Tanzania currently has 4 sites designated as wetlands of international importance (Ramsar Sites), with a surface area of 4,868,424 hectares.

Wetlands are important features in the landscape that provide numerous beneficial services for people and for fish and wildlife.

Some of these services, or functions, include protecting and improving water quality, providing fish and wildlife habitats, storing floodwaters and maintaining surface water flow during the dry season.

These functions are a result of the unique natural characteristics of wetlands. Wetlands are among the most productive ecosystems in the world, comparable to rain forests and coral reefs.

An immense variety of species of microbes, plants, insects, amphibians, reptiles, birds, fish and mammals can be part of a wetland ecosystem.

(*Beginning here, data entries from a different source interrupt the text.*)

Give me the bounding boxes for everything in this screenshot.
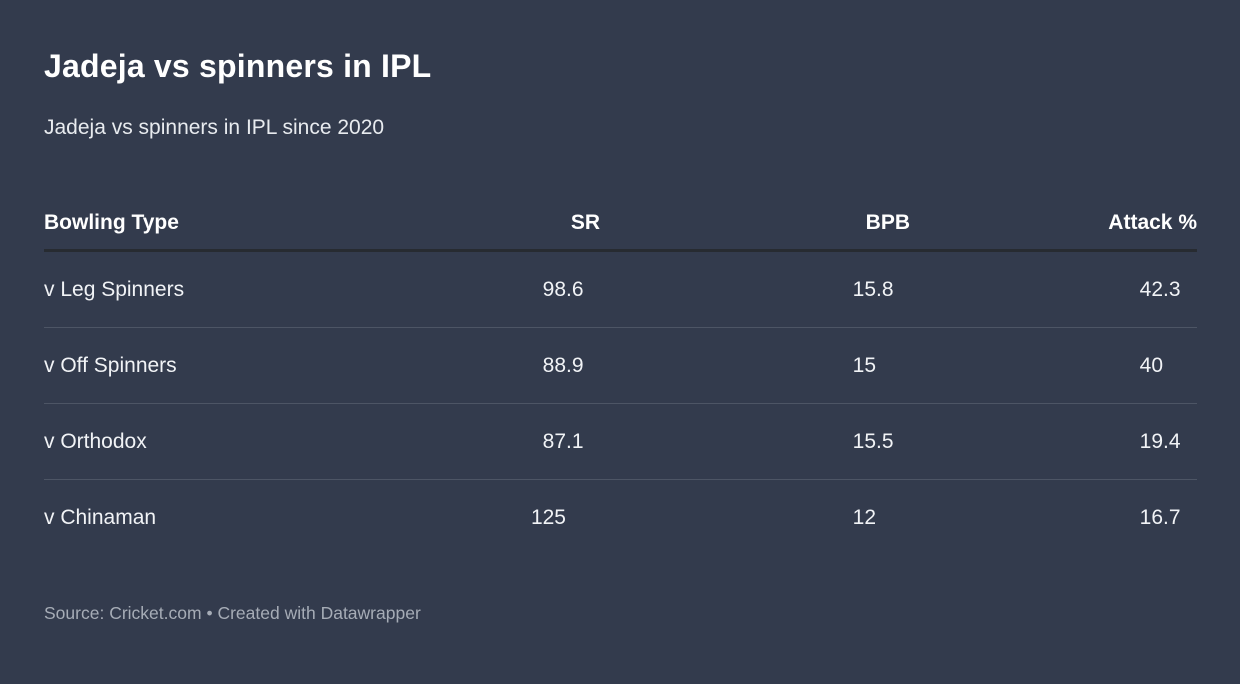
column-header-attack-pct: Attack %: [1108, 210, 1197, 234]
footer-bullet: •: [206, 603, 213, 624]
cell-bowling-type: v Off Spinners: [44, 353, 177, 377]
table-header-row: Bowling Type SR BPB Attack %: [44, 196, 1197, 253]
table-row: v Chinaman 125 12 16.7: [44, 480, 1197, 556]
table-row: v Off Spinners 88.9 15 40: [44, 328, 1197, 405]
table-body: v Leg Spinners 98.6 15.8 42.3 v Off Spinners…: [44, 252, 1197, 556]
cell-bpb: 15.8: [852, 277, 894, 301]
datawrapper-link[interactable]: Datawrapper: [320, 603, 421, 624]
cell-attack-pct: 16.7: [1139, 506, 1181, 530]
created-with-label: Created with: [217, 603, 316, 624]
source-prefix-label: Source:: [44, 603, 105, 624]
chart-title: Jadeja vs spinners in IPL: [44, 48, 432, 84]
cell-sr: 125: [530, 506, 566, 530]
table-row: v Leg Spinners 98.6 15.8 42.3: [44, 252, 1197, 329]
cell-bowling-type: v Leg Spinners: [44, 277, 185, 301]
cell-bpb: 12: [852, 506, 876, 530]
cell-sr: 98.6: [542, 277, 584, 301]
column-header-sr: SR: [570, 210, 600, 234]
cell-sr: 88.9: [542, 353, 584, 377]
table-row: v Orthodox 87.1 15.5 19.4: [44, 404, 1197, 481]
cell-bpb: 15: [852, 353, 876, 377]
cell-bpb: 15.5: [852, 429, 894, 453]
cell-bowling-type: v Chinaman: [44, 506, 157, 530]
cell-attack-pct: 40: [1139, 353, 1163, 377]
chart-footer: Source: Cricket.com • Created with Dataw…: [44, 601, 1197, 625]
column-header-bowling-type: Bowling Type: [44, 210, 179, 234]
source-link[interactable]: Cricket.com: [109, 603, 202, 624]
cell-attack-pct: 19.4: [1139, 429, 1181, 453]
cell-attack-pct: 42.3: [1139, 277, 1181, 301]
data-table: Bowling Type SR BPB Attack % v Leg Spinn…: [44, 196, 1197, 556]
column-header-bpb: BPB: [865, 210, 910, 234]
cell-sr: 87.1: [542, 429, 584, 453]
cell-bowling-type: v Orthodox: [44, 429, 147, 453]
chart-subtitle: Jadeja vs spinners in IPL since 2020: [44, 115, 385, 139]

Climate, landscape shape (topology), geology and the movement and abundance of water help determine plants and animals that inhabit each wetland.

Complex and dynamic relationships among the organisms inhabiting the wetland environment are called food webs.

Wetlands can be thought of as “biological supermarkets.” They provide great volumes of food that attract many animal species. These animals use wetlands as part of or all of their life cycle.

Dead plant leaves and stems break down in water to form small particles of organic materials called “detritus.”

These enriched materials feed many small aquatic insects, shellfish and small fish that are food for larger predatory fish, reptiles, amphibians, birds and mammals.

The functions of a wetland and the values of these functions to humans depend on a complex set of relationships between wetlands and other ecosystems in the watershed.

A watershed is a geographic area in which water, sediments and dissolved materials drain from higher elevations to a common low-lying outlet or basin a point on a larger stream, lake, underlying aquifer or estuary.